DUBOIS, WYO. —They found the first bit of evidence before they left the parking lot. Flakes of rock and arrowheads littered the ground, easily missed by the casual observer but striking signs of prehistoric life to the trained eye.
Students from Central Wyoming College were buoyed by their finds on the 25-mile trek from a trailhead outside Dubois to the edge of Wyoming’s biggest glaciers. But then, at the top of the state, where harsh winds blow away deep snow and temperatures are often frigid, they discovered something none of them expected: a bison jump.
More specifically, the highest elevation bison jump ever recorded in North America.
“The conventional wisdom 30 years ago was that Indians didn’t go into the mountains,” said Todd Guenther, a professor of anthropology and history at CWC who helped uncover the jump. “Now Wyoming researchers have documented that yes, indeed, they did go in the mountains and spent a lot of time there and lived a pretty good life.”

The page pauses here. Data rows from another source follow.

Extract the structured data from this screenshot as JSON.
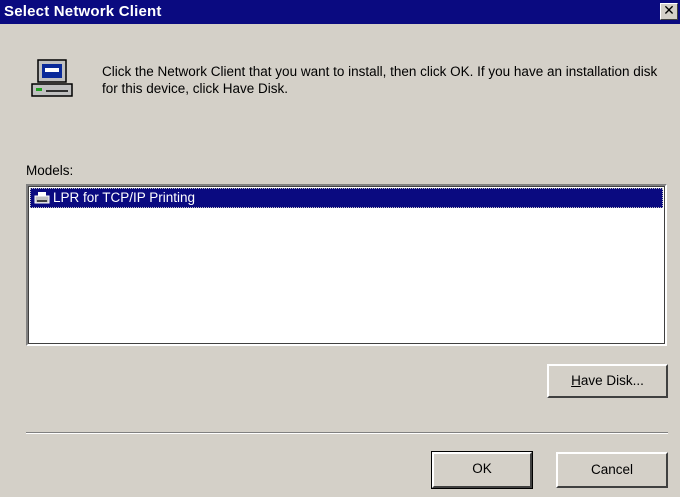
{
  "dialog": {
    "title": "Select Network Client",
    "close_glyph": "✕",
    "icon": "network-client-computer-icon",
    "instruction": "Click the Network Client that you want to install, then click OK. If you have an installation disk for this device, click Have Disk."
  },
  "models": {
    "label": "Models:",
    "items": [
      {
        "label": "LPR for TCP/IP Printing",
        "icon": "printer-icon",
        "selected": true
      }
    ]
  },
  "buttons": {
    "have_disk_underlined": "H",
    "have_disk_rest": "ave Disk...",
    "ok": "OK",
    "cancel": "Cancel"
  },
  "colors": {
    "titlebar": "#0a0a80",
    "selection": "#0a0a80",
    "face": "#d4d0c8"
  }
}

The group discovered the jump as part of CWC’s new Interdisciplinary Climate Change Expedition, which takes students into the Wind River Range to study the mountains’ rapidly shrinking glaciers and their relationship with humans past and present. Guenther will discuss their archaeological findings Thursday at the Buffalo Bill Center of the West in Cody.
Guenther knew the group of students would find signs of prehistoric life. His field school went in armed with a Forest Service archaeology permit planning to survey ancient campsites identified by past groups.

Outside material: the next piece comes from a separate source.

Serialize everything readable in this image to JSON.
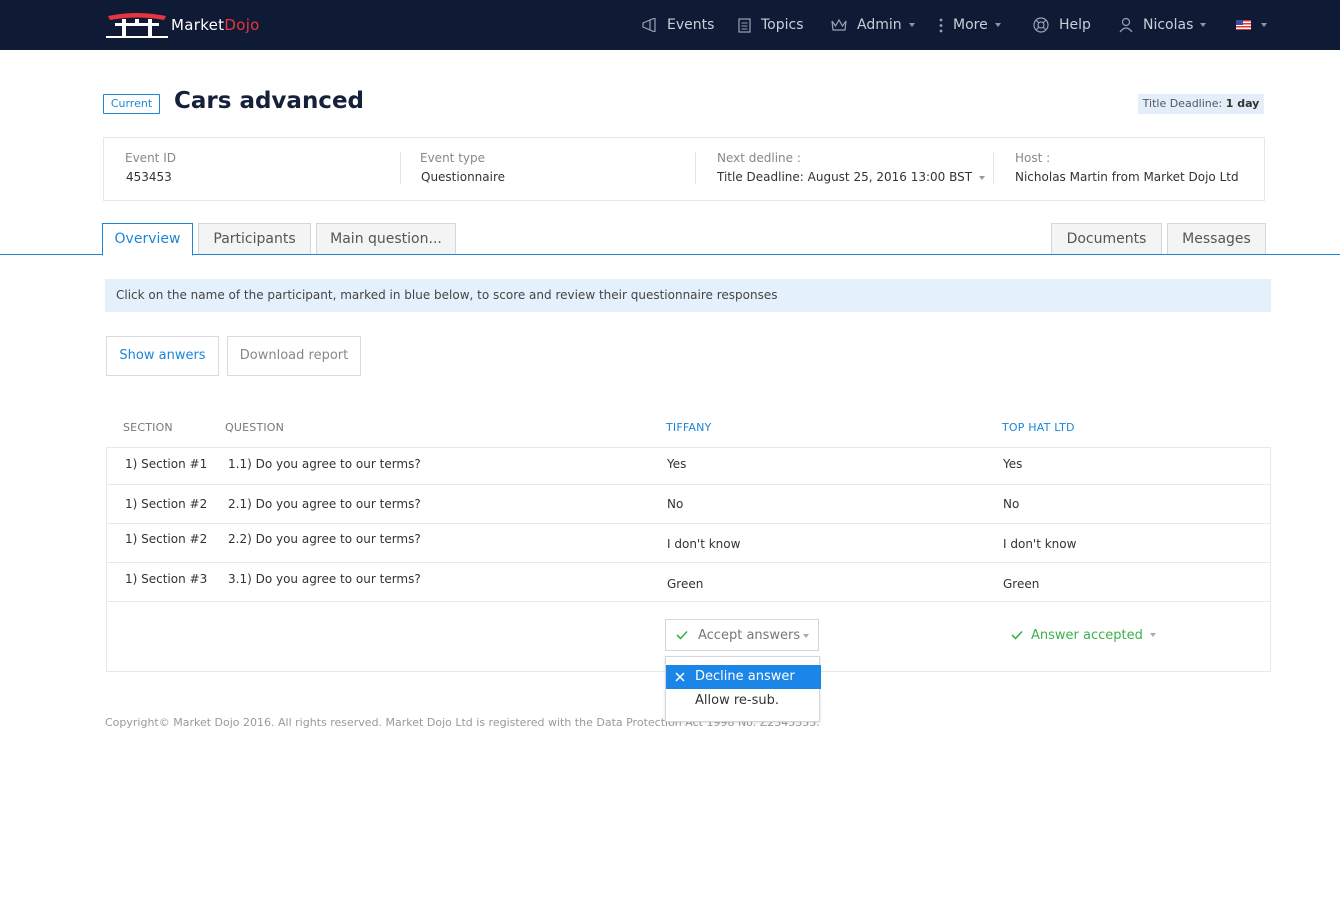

When they reached the toe of the Dinwoody Glacier, they began to find campsites dating back to 11,500 years ago.
“What we have is this continuous record of human presence at high elevations — 10,000, 11,000 or 12,000 feet above sea level,” he said. “It goes back to the first people who inhabited North America.”
The group stumbled on signs of the bison jump — a cliff or precipice where native peoples drove the animals to their deaths — toward the end of their first session in the summer of 2015, said Morgan Robins, a Lander students now studying at the University of Wyoming. They found countless cultural material – arrowheads, stone tool fragments and hunting blinds – and then followed the material down to the Burrow Flats area for continued reconnaissance.
“Another student found a cairn and then found another and another and followed it until Todd and the other student hit a precipice and that’s when it hit Todd that it was something way more than they originally thought,” Robins said. “They went down into the possible butchering area and saw all the flakes and Todd realized it was a bison jump.”
Lichen growth on the cairns – or rock towers – helped prove they were prehistoric.
The line of stacked cairns was about a mile long, and was dotted with hunting blinds where early people hid and pushed the animals forward, Guenther said.
Two shaman structures, which were holes in the ground surrounded by stones, rested near each end of the drive line. People used the pits to pray to spirits for a successful hunt, he said.
At the bottom of the precipice was an area with thousands of stone artifacts.
“It’s where we suspect the animals were butchered and processed,” he said.
Discovery of the bison jump is also helping solidify a theory of Guenther’s: early people lived at high elevations throughout the year. Up until now, most scholars believe early humans spent summers in the mountains and winters below in the plains.